The Claremont Museum of Art (CAM) just scored a huge donation of $10 million dollars, but the last thing Executive Director William Moreno wants you to do is put that twenty dollar bill you had earmarked for the museum back in your pocket.
“Please don’t,” Moreno says.
Despite the stunning fund-raising success, in an interview with the IE Weekly, Moreno stressed that the work at the museum is just beginning, and that the quest for volunteer donors marches on, in essence, never stopping. “I’m a big believer in the Obama school [of fundraising]” Moreno says, referring to the presumptive Democratic candidate for president’s fund-raising machine. “Small amounts, tens, twentys—that’s what it takes to survive.”
Still, the whopping donation by an art patron who chose to remain anonymous is a real coup for the 16-month old museum, as well for the future of Inland Empire art. “Phenomenal . . . astounding,” says Daniel Foster, executive director of the Riverside Art Museum. It’s “extremely rare” for a regional museum to have that amount bestowed upon it, especially one so new. And it can only help bring a higher profile to all art museums and galleries in the area, Foster feels. And that will help bring in the bucks.
Fund-raising—whether culling large amounts or small—is the fuel that runs the engine in the art world. And, generally, a potential donor starts out as someone who walks through the museum doors and likes what they see. Relationships develop. Memberships are offered. The donor who gives $100 today could be the one who contributes hundreds of thousands tomorrow. Nurturing these donors is a long, time-consuming process. Moreno says the CMA met its patron a year ago, and that the negotiations began almost immediately.
“High-touch” is how Moreno describes these types of donors. “Donors at that level want to get to know you, get to know the staff, to see what your vision is. We spent a lot of one on one time with this donor.” The donor’s primary interests are youth-based and educational. As for the mystery donor’s identity Moreno won’t divulge, but he does say that, originally, the benefactor was not cloaked in a veil of anonymity. “We had all the press releases made up, ready to go,” explains Moreno. “But after a series of conversations they said, ‘I don’t want [my identity] to be that public.’”
What hasn’t been decided yet is how CMA will use the money. “We have no immediate plans,” says Moreno, although he indicates that the gift will better inform the museum’s long-term planning, where they will be three or four years from now. Still, the primary goal of any museum is to create dynamic and interest-provoking exhibits—such as CMA’s current Vexing show on the history of East LA female punk rockers—that bring in new customers.

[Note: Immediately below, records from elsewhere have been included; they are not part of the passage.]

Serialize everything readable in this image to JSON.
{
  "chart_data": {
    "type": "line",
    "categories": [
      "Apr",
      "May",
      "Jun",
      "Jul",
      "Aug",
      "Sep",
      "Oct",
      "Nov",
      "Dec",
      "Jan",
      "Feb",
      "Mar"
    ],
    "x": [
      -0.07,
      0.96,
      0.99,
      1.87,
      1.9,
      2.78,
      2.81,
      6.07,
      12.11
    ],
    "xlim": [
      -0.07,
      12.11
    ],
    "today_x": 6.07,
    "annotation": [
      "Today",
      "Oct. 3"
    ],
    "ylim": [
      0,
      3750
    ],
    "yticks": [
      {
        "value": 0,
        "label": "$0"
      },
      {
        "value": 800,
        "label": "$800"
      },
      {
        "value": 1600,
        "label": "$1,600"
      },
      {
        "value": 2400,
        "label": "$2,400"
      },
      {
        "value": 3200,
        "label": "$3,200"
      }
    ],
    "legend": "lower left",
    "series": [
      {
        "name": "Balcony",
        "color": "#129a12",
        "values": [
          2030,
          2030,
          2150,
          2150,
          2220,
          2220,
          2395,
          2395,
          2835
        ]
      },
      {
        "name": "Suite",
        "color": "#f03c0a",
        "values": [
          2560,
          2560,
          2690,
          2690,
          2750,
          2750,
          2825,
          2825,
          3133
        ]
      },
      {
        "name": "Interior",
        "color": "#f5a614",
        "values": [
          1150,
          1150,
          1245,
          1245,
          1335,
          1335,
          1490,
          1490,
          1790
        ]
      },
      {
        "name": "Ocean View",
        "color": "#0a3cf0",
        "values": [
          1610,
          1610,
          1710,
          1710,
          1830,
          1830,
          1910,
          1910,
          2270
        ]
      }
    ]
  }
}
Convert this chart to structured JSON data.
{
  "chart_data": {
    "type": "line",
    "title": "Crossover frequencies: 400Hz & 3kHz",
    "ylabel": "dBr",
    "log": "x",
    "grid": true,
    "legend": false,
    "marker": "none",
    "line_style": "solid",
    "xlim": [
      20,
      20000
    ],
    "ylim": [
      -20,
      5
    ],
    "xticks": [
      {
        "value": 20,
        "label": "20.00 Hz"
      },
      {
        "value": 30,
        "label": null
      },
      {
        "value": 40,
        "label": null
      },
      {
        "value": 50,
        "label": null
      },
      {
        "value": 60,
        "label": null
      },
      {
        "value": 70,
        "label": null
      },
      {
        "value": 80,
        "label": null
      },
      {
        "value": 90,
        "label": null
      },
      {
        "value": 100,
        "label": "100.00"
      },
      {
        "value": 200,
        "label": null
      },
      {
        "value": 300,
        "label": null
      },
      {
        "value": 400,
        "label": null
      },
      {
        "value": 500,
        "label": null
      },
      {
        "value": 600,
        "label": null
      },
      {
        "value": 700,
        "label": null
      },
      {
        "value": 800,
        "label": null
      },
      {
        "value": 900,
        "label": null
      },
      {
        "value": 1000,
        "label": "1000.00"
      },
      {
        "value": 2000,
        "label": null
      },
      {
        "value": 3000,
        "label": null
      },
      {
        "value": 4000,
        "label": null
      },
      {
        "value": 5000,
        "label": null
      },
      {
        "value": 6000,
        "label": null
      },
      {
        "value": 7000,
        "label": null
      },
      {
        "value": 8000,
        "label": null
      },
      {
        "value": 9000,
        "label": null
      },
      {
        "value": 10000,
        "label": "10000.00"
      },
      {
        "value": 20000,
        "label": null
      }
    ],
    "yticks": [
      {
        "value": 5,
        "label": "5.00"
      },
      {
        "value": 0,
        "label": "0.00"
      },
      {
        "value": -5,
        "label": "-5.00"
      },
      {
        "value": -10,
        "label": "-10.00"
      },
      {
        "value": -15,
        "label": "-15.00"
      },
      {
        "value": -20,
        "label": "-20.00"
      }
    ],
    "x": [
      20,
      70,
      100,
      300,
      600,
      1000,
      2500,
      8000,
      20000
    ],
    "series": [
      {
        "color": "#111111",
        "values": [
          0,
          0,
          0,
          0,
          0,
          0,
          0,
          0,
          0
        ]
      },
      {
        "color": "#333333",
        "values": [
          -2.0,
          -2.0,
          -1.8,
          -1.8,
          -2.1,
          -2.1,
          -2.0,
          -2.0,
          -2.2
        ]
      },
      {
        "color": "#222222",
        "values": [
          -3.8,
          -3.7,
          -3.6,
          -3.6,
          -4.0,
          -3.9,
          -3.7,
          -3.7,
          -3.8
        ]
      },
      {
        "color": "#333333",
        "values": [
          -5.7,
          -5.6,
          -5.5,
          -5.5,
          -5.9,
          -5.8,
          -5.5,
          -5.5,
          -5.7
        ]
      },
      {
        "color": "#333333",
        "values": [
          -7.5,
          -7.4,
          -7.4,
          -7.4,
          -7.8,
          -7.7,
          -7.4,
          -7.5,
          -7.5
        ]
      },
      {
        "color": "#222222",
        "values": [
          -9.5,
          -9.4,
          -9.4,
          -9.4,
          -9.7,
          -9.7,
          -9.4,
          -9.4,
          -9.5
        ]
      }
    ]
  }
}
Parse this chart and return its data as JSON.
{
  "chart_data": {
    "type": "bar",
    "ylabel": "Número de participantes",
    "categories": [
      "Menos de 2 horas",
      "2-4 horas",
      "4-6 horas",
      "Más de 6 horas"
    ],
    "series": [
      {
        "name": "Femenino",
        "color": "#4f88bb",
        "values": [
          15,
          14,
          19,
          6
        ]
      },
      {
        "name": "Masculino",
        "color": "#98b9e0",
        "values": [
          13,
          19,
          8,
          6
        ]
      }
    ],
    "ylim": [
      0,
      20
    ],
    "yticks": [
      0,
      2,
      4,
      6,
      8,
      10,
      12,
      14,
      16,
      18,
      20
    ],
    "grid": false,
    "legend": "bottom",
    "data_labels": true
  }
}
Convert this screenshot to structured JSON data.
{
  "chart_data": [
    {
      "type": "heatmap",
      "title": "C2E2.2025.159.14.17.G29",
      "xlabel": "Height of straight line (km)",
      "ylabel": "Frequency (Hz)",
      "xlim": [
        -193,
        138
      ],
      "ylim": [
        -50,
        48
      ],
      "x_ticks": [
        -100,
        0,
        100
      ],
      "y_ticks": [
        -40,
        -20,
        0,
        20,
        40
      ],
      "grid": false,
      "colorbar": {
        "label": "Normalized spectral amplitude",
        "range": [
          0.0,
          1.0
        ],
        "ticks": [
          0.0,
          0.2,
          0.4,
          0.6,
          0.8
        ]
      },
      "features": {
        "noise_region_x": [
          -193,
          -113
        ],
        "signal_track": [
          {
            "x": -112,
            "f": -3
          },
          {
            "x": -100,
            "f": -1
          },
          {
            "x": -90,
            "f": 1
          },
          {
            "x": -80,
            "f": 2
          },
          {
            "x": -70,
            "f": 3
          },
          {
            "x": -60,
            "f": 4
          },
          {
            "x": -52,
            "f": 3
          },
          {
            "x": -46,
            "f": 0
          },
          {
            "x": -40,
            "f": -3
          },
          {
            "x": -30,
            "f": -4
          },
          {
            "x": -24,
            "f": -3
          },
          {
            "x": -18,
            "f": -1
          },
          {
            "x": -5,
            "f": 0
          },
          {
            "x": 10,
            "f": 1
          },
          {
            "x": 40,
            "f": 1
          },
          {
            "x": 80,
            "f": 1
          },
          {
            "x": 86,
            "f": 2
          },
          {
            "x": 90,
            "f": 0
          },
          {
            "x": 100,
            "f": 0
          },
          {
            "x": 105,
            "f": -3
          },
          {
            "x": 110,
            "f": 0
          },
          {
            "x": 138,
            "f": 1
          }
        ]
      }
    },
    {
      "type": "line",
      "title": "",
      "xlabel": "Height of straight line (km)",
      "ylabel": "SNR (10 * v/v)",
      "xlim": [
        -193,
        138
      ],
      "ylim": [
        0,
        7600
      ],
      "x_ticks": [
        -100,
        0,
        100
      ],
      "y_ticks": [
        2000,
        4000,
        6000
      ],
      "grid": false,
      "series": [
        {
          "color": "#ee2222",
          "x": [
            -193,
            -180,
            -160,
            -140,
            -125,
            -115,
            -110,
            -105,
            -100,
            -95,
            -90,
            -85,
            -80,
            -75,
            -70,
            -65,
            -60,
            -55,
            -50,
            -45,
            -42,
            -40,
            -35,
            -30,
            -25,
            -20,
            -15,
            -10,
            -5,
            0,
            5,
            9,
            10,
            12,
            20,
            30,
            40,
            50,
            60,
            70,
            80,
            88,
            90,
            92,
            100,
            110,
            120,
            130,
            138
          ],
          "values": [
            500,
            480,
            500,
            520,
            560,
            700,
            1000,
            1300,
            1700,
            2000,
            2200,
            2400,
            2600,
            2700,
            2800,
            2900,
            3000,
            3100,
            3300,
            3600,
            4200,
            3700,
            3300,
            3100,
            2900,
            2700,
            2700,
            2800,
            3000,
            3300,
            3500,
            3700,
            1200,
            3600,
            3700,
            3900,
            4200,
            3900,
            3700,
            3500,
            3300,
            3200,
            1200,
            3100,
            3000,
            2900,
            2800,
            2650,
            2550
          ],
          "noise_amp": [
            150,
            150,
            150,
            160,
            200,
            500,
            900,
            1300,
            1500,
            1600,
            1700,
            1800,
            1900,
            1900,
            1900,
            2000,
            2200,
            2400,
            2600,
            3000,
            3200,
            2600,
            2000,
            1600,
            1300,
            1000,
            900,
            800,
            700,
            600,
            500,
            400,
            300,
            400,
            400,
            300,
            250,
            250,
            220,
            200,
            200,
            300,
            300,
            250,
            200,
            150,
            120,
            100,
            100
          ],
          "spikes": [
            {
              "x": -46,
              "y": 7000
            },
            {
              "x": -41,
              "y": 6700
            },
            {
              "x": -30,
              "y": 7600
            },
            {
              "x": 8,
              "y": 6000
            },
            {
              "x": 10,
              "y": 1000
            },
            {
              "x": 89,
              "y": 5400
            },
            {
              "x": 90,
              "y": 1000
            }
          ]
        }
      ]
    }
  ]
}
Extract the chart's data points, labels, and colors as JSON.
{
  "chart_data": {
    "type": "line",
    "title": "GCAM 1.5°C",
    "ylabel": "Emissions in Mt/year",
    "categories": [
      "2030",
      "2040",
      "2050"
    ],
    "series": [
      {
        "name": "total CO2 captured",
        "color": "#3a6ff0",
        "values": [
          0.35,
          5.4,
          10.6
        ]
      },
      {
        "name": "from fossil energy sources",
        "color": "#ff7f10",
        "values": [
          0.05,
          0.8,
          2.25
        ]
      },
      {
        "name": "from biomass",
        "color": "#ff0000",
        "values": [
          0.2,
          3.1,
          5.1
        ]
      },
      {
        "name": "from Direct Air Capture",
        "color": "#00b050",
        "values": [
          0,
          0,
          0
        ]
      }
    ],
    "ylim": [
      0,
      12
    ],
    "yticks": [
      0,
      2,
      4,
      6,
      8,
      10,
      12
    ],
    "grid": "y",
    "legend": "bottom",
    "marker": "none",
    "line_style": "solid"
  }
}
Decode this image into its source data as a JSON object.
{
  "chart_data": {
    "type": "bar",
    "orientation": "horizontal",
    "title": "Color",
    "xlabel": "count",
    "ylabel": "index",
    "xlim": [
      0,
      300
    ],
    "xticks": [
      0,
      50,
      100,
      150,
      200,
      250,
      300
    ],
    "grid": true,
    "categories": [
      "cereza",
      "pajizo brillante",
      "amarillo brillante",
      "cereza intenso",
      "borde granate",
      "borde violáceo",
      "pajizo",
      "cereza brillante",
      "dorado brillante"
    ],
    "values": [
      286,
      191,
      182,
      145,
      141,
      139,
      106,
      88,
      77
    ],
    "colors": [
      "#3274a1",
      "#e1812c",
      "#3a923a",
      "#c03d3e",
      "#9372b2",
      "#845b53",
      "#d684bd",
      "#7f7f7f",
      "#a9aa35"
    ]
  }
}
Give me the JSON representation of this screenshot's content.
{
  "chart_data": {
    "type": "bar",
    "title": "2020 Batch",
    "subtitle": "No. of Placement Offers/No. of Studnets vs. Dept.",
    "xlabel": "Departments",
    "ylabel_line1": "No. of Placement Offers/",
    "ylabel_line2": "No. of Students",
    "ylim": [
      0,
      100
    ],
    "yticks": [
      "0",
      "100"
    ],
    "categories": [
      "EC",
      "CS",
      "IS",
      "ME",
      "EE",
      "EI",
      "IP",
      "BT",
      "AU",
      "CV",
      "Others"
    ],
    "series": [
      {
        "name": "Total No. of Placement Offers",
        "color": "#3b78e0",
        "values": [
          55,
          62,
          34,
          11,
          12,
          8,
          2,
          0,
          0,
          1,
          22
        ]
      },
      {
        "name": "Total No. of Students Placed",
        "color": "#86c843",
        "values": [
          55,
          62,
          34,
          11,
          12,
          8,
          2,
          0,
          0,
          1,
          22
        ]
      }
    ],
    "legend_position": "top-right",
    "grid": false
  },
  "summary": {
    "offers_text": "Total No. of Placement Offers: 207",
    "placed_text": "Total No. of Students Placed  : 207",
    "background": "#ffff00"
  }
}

Walk-ins are the lifeblood of museum fund-raising, says V.P. of Advancement George Abdo of the Huntington Library in San Marino. “We find that the critical decision of becoming a member of the Huntington comes during the first visit,” says Abdo. The Huntington grounds, which include a botanical garden, are so vast that it often requires repeat visits to take it all in. First-time visitors are so swept away by the beauty and grandeur of the Huntington that they want to contribute right away, usually in small amounts. It’s a vital first step, according to Abdo, because “a certain percentage will become major donors.”
However, one doesn’t have to physically visit a museum to donate money. Online fund-raising is relatively new and makes gift giving as easy as clicking a button. Most museums, including CMA and RAM, now have a “Support” page where you can choose an amount to donate. Foster says RAM just started their online donation program a little over a month ago. “We’re still phasing that in,” he says. He doesn’t yet know how effective it has been although he is certain that the future of marketing membership development will be in large part fueled by the Internet.
For now, Moreno says CMA is more worried about mixing in a wider community and attracting a younger cross-demographic. All this money and attention, it’s a far cry from when Moreno moved to southern California with no concrete plans and was contacted by the CMA board of directors to guide their fledgling museum.
“I was just sitting around, minding my own business,” admits a smiling Moreno.